O casamento de D. Isabel, Princesa de Orleans-e-Bragança



Bruno de Cerqueira*

Nesta Semana da Pátria, quero honrar a memória de D. Pedro I (*1798 †1834) comentando sobre o casamento de uma sua pentaneta.

Em 16 de outubro de 2009, uma sexta-feira, à noite, casar-se-á na Igreja da Imperial Irmandade de Nossa Senhora da Glória do Outeiro — o famoso Outeiro da Glória dos guias turísticos do Rio de Janeiro — a Princesa D. Isabel Maria Eleonora de Orleans-e-Bragança, trineta de D. Isabel (*1846 †1921), conhecida como Redentora, por ter lutado pela Abolição da Escravatura no Brasil e assinado a Lei de número 3353, que redimiu a história brasileira de sua maior nódoa.

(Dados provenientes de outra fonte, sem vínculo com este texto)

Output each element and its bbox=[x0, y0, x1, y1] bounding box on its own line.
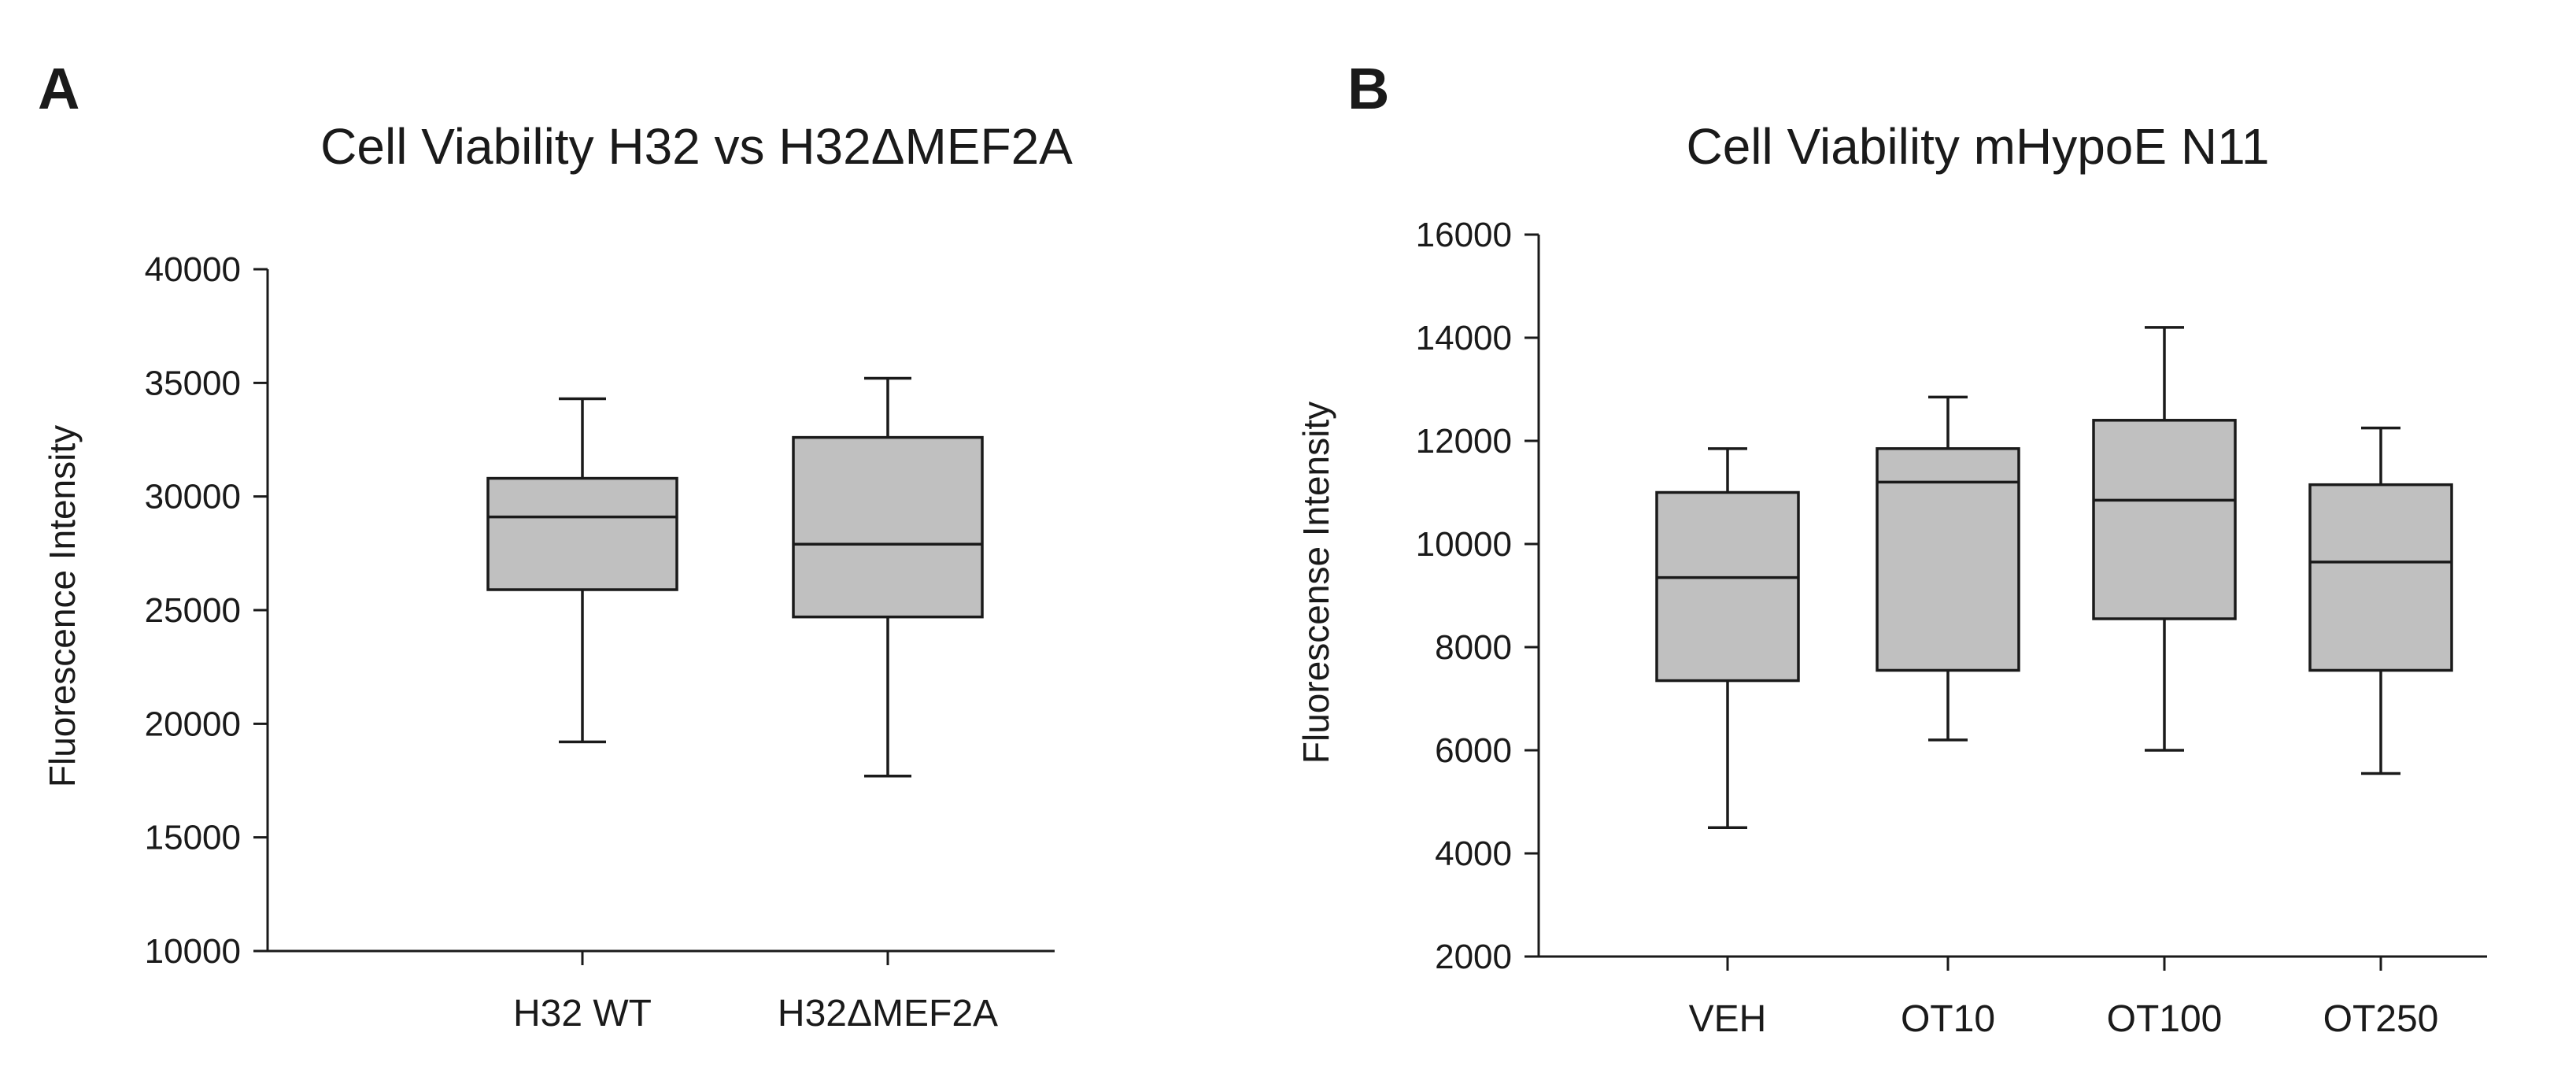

A noiva é a filha mais velha do Príncipe D. Fernando Diniz, que nasceu em Petrópolis em 1948 — mesmo que pertença ao que a imprensa chama de “Ramo de Vassouras” —, e da Princesa D. Maria da Graça, nascida e criada no bairro da Urca (Rio de Janeiro). D. Isabel tem duas irmãs, as belas D. Maria da Glória, 27 anos, arquiteta graduada pela Universidade Santa Úrsula, e D. Luiza Carolina, 25, que termina a graduação em Administração na PUC-Rio.

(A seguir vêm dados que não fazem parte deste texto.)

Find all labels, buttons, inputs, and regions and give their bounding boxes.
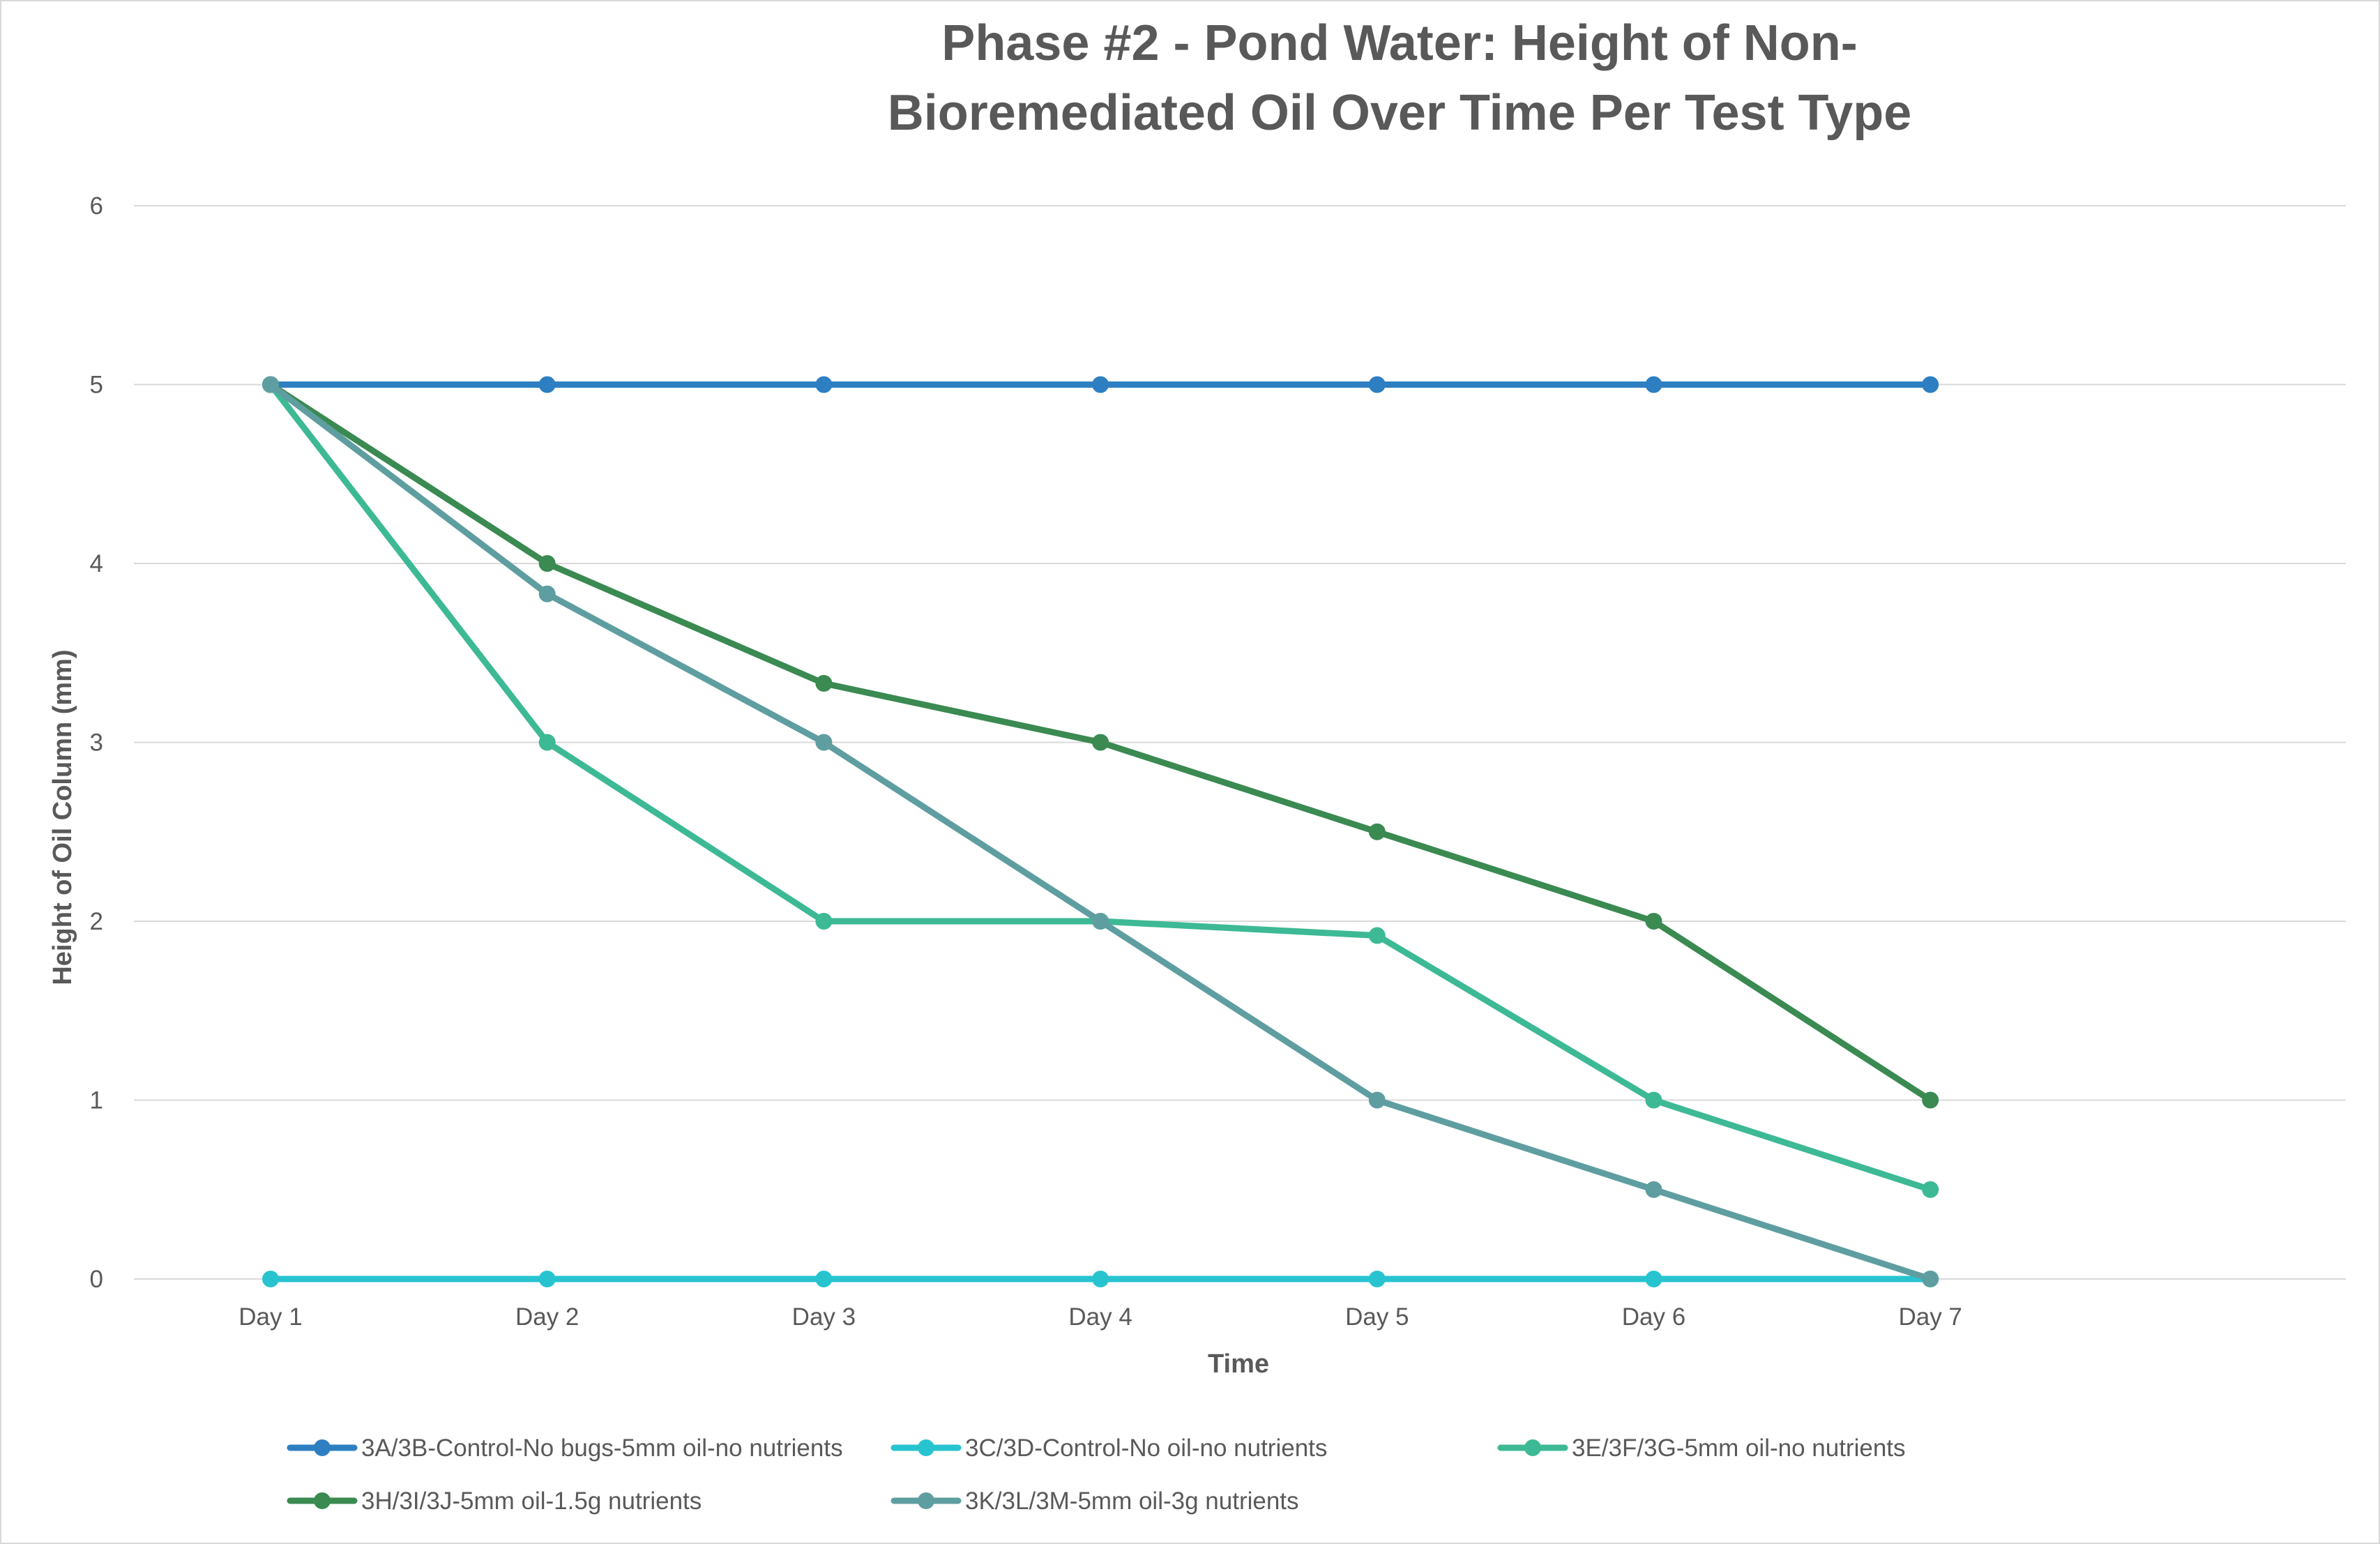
data-point bbox=[815, 913, 833, 930]
data-point bbox=[1645, 1091, 1662, 1109]
data-point bbox=[1645, 376, 1662, 393]
legend-marker bbox=[314, 1492, 331, 1509]
data-point bbox=[538, 376, 556, 393]
data-point bbox=[1368, 1271, 1386, 1287]
x-axis-tick-labels: Day 1 Day 2 Day 3 Day 4 Day 5 Day 6 Day 7 bbox=[238, 1303, 1962, 1331]
legend-item: 3H/3I/3J-5mm oil-1.5g nutrients bbox=[287, 1488, 702, 1515]
data-point bbox=[1368, 823, 1386, 840]
legend-label: 3E/3F/3G-5mm oil-no nutrients bbox=[1572, 1435, 1906, 1462]
data-point bbox=[1368, 927, 1386, 944]
legend-marker bbox=[918, 1439, 934, 1456]
data-point bbox=[815, 674, 833, 692]
gridlines bbox=[134, 205, 2346, 1280]
chart-title-line-2: Bioremediated Oil Over Time Per Test Typ… bbox=[888, 85, 1912, 141]
x-tick-label: Day 4 bbox=[1068, 1303, 1132, 1331]
y-tick-label: 4 bbox=[90, 550, 103, 577]
y-tick-label: 1 bbox=[90, 1087, 103, 1114]
legend-item: 3C/3D-Control-No oil-no nutrients bbox=[890, 1435, 1327, 1462]
data-point bbox=[1645, 913, 1662, 930]
data-point bbox=[1922, 1181, 1939, 1198]
data-point bbox=[538, 555, 556, 572]
x-tick-label: Day 2 bbox=[515, 1303, 579, 1331]
data-point bbox=[538, 1271, 556, 1287]
x-tick-label: Day 5 bbox=[1345, 1303, 1409, 1331]
legend-label: 3K/3L/3M-5mm oil-3g nutrients bbox=[965, 1488, 1299, 1515]
legend-label: 3H/3I/3J-5mm oil-1.5g nutrients bbox=[361, 1488, 702, 1515]
x-tick-label: Day 3 bbox=[792, 1303, 856, 1331]
x-tick-label: Day 6 bbox=[1622, 1303, 1685, 1331]
data-point bbox=[815, 376, 833, 393]
data-point bbox=[1922, 1091, 1939, 1109]
data-point bbox=[1645, 1271, 1662, 1287]
legend-label: 3C/3D-Control-No oil-no nutrients bbox=[965, 1435, 1327, 1462]
series-3 bbox=[262, 376, 1939, 1198]
legend-item: 3A/3B-Control-No bugs-5mm oil-no nutrien… bbox=[287, 1435, 843, 1462]
y-tick-label: 5 bbox=[90, 372, 103, 399]
data-point bbox=[262, 1271, 279, 1287]
data-point bbox=[815, 1271, 833, 1287]
series-lines bbox=[262, 376, 1939, 1287]
x-axis-title: Time bbox=[1208, 1349, 1269, 1379]
y-tick-label: 0 bbox=[90, 1266, 103, 1293]
data-point bbox=[262, 376, 279, 393]
series-2 bbox=[262, 1271, 1939, 1287]
data-point bbox=[1368, 376, 1386, 393]
x-tick-label: Day 7 bbox=[1898, 1303, 1962, 1331]
chart-title-line-1: Phase #2 - Pond Water: Height of Non- bbox=[941, 15, 1857, 71]
series-1 bbox=[262, 376, 1939, 393]
data-point bbox=[538, 585, 556, 603]
data-point bbox=[1092, 376, 1109, 393]
legend-marker bbox=[918, 1492, 934, 1509]
data-point bbox=[1922, 376, 1939, 393]
data-point bbox=[1368, 1091, 1386, 1109]
data-point bbox=[815, 734, 833, 751]
y-tick-label: 3 bbox=[90, 729, 103, 757]
y-axis-title: Height of Oil Column (mm) bbox=[48, 649, 77, 985]
data-point bbox=[1645, 1181, 1662, 1198]
y-axis-tick-labels: 0 1 2 3 4 5 6 bbox=[90, 192, 103, 1293]
y-tick-label: 2 bbox=[90, 908, 103, 935]
y-tick-label: 6 bbox=[90, 192, 103, 220]
legend-marker bbox=[1524, 1439, 1541, 1456]
legend-item: 3E/3F/3G-5mm oil-no nutrients bbox=[1497, 1435, 1906, 1462]
legend-marker bbox=[314, 1439, 331, 1456]
series-5 bbox=[262, 376, 1939, 1287]
data-point bbox=[1092, 913, 1109, 930]
series-line bbox=[267, 381, 1934, 1282]
legend: 3A/3B-Control-No bugs-5mm oil-no nutrien… bbox=[287, 1435, 1906, 1515]
data-point bbox=[1092, 1271, 1109, 1287]
series-line bbox=[267, 381, 1934, 1193]
data-point bbox=[1922, 1271, 1939, 1287]
legend-label: 3A/3B-Control-No bugs-5mm oil-no nutrien… bbox=[361, 1435, 843, 1462]
data-point bbox=[1092, 734, 1109, 751]
x-tick-label: Day 1 bbox=[238, 1303, 302, 1331]
data-point bbox=[538, 734, 556, 751]
legend-item: 3K/3L/3M-5mm oil-3g nutrients bbox=[890, 1488, 1299, 1515]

D. Isabel nasceu em 30 de janeiro de 1978, no Hospital São Lucas, Rio de Janeiro. Estudou em bons colégios da Zona Sul carioca e teve vida de classe média, como a maior parte de suas amigas de infância. Ela se graduou e pós-graduou em Psicologia na PUC-Rio e trabalhou na área de projetos sociais da White Martins. Ao contrário do que muitos imaginam, os príncipes brasileiros não são ricos, visto que a República nunca os ressarciu pelos inúmeros confiscos e perdas perpetrados desde 1889; atestar esse fato histórico-jurídico está longe de constituir monarquismo, uma vez que a União Europeia estipula como um dos pressupostos para a entrada de nações ex-comunistas a indenização de príncipes e nobres espoliados durante e após a II Guerra Mundial. Na descendência da Redentora, apenas o chamado “Ramo de Petrópolis” recebe o laudêmio enfitêutico de Petrópolis, e isso não perfaz grandes somas.

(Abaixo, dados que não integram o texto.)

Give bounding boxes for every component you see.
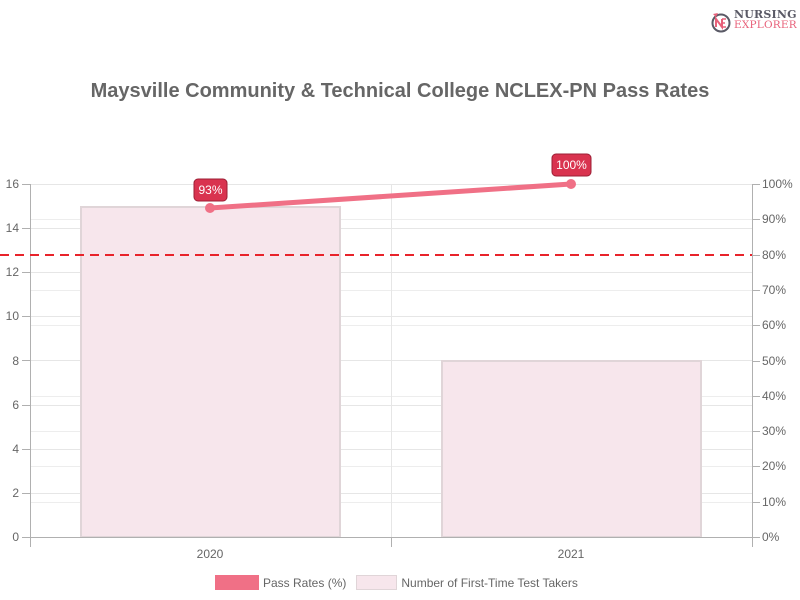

A noiva foi batizada com o prenome ISABEL por ser sobrinha e afilhada da Princesa D. Isabel do Brasil, filha de D. Pedro Henrique (*1909 †1981) — “de jure” D. Pedro III —, cujo centenário de nascimento está sendo comemorado. D. Pedro Henrique, aliás, nutria um carinho todo especial pela netinha que portava o nome de sua avó... Pois bem: D. Isabel do Brasil é prima-sobrinha e afilhada da Princesa D. Isabel de Orleans-e-Bragança (*1911 †2003), a famosa Condessa de Paris, autora consagrada no Brasil e na França, aquela que teria sido rainha-consorte francesa durante a maior parte do século XX, se a Revolução de 1848 não tivesse expulsado do milenar trono de Hughes Capet (c. 938 †996) os seus últimos herdeiros, a Casa de Orleans. Continuando a genealogia, a Condessa de Paris era neta e afilhada de D. Isabel a Redentora, que por sua vez era neta e afilhada da Rainha-mãe das Duas Sicílias, nascida Infanta D. Maria Isabel de Espanha (*1789 †1848).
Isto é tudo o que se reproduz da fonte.